Pobre Mank
Mank, la nueva película de David Fincher en Netflix, no obstante ser una historia que suele coincidir con lo que Pauline Kael contó de Citizen
Kane, es exactamente el tipo de película que ella hubiera odiado. Es presumida, errática, emocionalmente extraviada, intelectualmente correcta y supuestamente “artística”. Es también el tipo de trabajo que hubiera avergonzado a Mank escribir y protagonizar. Mank es el guionista Herman Mankiewicz.
La cinta no se hace cargo más que de refilón respecto de quién es el verdadero autor de la película, si Mankiewicz o Welles, puesto que ambos compartieron el crédito. Y a partir de datos objetivos, no puede menos que reconocer que la escritura fue de Mank. Desde luego eso no significa que Welles no haya hecho aporte sustantivos al guion ni tampoco que su trabajo como cineasta no haya llevado las escenas libreteadas a cumbres inesperadas de inspiración y lirismo. Eso lo reconoció siempre la propia Pauline Kael, la crítica americana más importante de los años 60 y 70, en su precioso ensayo sobre la película. Ella misma dice que fue Welles quien le puso la energía que arrastra al espectador. “Aunque Mankiewicz puso la base -escribió ella-, la exuberancia mágica que enciende la mecha de toda esa empresa escandalosa pertenece a Welles”. Sin embargo, su ensayo más que reivindicar el trabajo del guionista, glorificó en verdad al Hollywood de los años 30, cuando un talentoso batallón de periodistas, críticos y dramaturgos del Este desembarcó en Hollywood (dejándose seducir demasiado pronto por los sueldos altos, el alcohol y la fiesta interminable) y trajo un increíble cargamento de talento en bruto a la industria. A poco andar las películas se hicieron divertidas, casuales, insolentes, rápidas, urbanas, baratas y adorables. De eso trata su ensayo, de lo que Hollywood perdió cuando en los años 40 llegaron los moralistas y predicadores para redimir patrióticamente a la industria en tiempos de guerra y siguió perdiendo después, en los 50, cuando los directores se volvieron “artísticos” con realizaciones sentimentales y edificantes.
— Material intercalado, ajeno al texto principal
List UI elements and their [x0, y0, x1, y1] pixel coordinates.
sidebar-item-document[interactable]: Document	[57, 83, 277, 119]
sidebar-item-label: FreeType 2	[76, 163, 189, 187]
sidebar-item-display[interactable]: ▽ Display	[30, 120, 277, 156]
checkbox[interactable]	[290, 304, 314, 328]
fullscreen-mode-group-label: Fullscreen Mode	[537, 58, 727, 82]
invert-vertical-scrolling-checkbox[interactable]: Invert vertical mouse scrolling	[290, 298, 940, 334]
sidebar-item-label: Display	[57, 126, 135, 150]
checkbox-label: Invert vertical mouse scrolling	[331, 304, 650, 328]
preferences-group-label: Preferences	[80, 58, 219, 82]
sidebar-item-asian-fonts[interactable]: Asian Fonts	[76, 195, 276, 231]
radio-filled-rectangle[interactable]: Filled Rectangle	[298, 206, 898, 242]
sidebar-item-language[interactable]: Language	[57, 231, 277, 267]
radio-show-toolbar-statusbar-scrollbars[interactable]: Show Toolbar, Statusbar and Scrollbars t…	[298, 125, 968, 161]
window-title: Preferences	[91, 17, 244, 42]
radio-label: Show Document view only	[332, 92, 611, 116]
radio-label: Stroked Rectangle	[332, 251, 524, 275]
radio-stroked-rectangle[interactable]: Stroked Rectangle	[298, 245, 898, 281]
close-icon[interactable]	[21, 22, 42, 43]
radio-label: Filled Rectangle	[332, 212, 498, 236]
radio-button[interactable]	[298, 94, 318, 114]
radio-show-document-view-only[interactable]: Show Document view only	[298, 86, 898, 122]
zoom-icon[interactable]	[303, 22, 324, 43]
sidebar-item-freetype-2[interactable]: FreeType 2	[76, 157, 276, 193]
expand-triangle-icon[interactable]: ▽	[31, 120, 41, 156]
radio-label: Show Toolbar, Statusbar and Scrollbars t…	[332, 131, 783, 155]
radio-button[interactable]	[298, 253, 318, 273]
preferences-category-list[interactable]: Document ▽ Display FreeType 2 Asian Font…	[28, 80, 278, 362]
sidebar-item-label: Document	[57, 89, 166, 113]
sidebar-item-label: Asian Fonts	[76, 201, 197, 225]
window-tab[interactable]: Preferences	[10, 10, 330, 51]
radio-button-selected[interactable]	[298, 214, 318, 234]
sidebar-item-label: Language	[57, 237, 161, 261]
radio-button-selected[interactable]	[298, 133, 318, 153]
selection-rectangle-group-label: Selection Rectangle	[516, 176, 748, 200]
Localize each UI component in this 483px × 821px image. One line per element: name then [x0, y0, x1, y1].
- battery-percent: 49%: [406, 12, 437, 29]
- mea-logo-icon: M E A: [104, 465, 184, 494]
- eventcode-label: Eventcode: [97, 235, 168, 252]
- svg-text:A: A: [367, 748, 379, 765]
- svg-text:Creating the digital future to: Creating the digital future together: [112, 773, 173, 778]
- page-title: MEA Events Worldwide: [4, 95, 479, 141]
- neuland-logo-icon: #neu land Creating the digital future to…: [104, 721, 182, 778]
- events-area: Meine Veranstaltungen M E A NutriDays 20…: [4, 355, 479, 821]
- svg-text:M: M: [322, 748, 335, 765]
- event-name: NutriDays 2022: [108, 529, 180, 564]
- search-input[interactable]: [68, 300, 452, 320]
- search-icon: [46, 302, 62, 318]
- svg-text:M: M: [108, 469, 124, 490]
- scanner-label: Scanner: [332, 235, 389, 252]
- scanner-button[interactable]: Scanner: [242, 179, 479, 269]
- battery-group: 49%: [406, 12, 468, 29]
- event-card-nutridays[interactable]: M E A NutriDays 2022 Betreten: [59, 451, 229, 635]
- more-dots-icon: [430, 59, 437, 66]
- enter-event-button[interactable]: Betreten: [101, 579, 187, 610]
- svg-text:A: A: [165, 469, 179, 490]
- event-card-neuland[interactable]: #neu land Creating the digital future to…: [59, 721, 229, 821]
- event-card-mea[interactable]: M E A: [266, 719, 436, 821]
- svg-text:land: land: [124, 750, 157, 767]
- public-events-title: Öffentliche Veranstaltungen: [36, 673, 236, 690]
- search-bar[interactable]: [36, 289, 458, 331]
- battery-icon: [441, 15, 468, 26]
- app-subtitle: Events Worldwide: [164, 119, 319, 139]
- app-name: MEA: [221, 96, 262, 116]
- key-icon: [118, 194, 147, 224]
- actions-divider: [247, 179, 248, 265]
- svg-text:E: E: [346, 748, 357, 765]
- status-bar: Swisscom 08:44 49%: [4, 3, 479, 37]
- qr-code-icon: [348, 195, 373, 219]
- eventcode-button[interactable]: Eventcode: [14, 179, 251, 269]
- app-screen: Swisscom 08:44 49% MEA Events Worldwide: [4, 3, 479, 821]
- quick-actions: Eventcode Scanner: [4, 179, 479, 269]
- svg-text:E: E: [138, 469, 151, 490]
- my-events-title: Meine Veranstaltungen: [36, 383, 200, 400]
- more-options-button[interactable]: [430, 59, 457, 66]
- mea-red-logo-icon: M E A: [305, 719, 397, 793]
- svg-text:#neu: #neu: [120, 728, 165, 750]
La tesis, discutible y todo, fue provocativa porque invirtió las jerarquías: lo bueno habría ocurrido en los años más pop, cuando hubo menos autoconciencia y cuando el genio creativo quedó radicado en una caterva de guionistas borrachines, tramposos, cínicos y que nunca sintieron estar pintando la Capilla Sixtina con su trabajo.
Bueno, en su nueva cinta David Fincher (Seven, Zodiac, La
red social) intenta subirse a los andamios llevando pinceles. Su Mank es un plomo, no tiene chispa ni por asomo, parece un tonto solemne y un invitado desagradable a las fiestas. Pero tiene su lado heroico porque apoya causas de izquierda. Vaya. La cinta inventa una elección e inventa también un suicida amigo para dignificar a un protagonista cuya nobleza se construyó a pesar de su irresponsabilidad política y de no haberse tomado nunca en serio. La única vez que lo hizo fue cuando exigió que su nombre apareciera en los créditos de Citizen Kane. Para entonces estaba claro que había sido un perdedor y que lo iba a seguir siendo. Un perdedor que habría vomitado viéndose convertido en héroe en esta realización presuntuosa y malograda. Pobre Mank: Welles lo ninguneó y ahora Fincher lo falsea. ¿Qué será peor?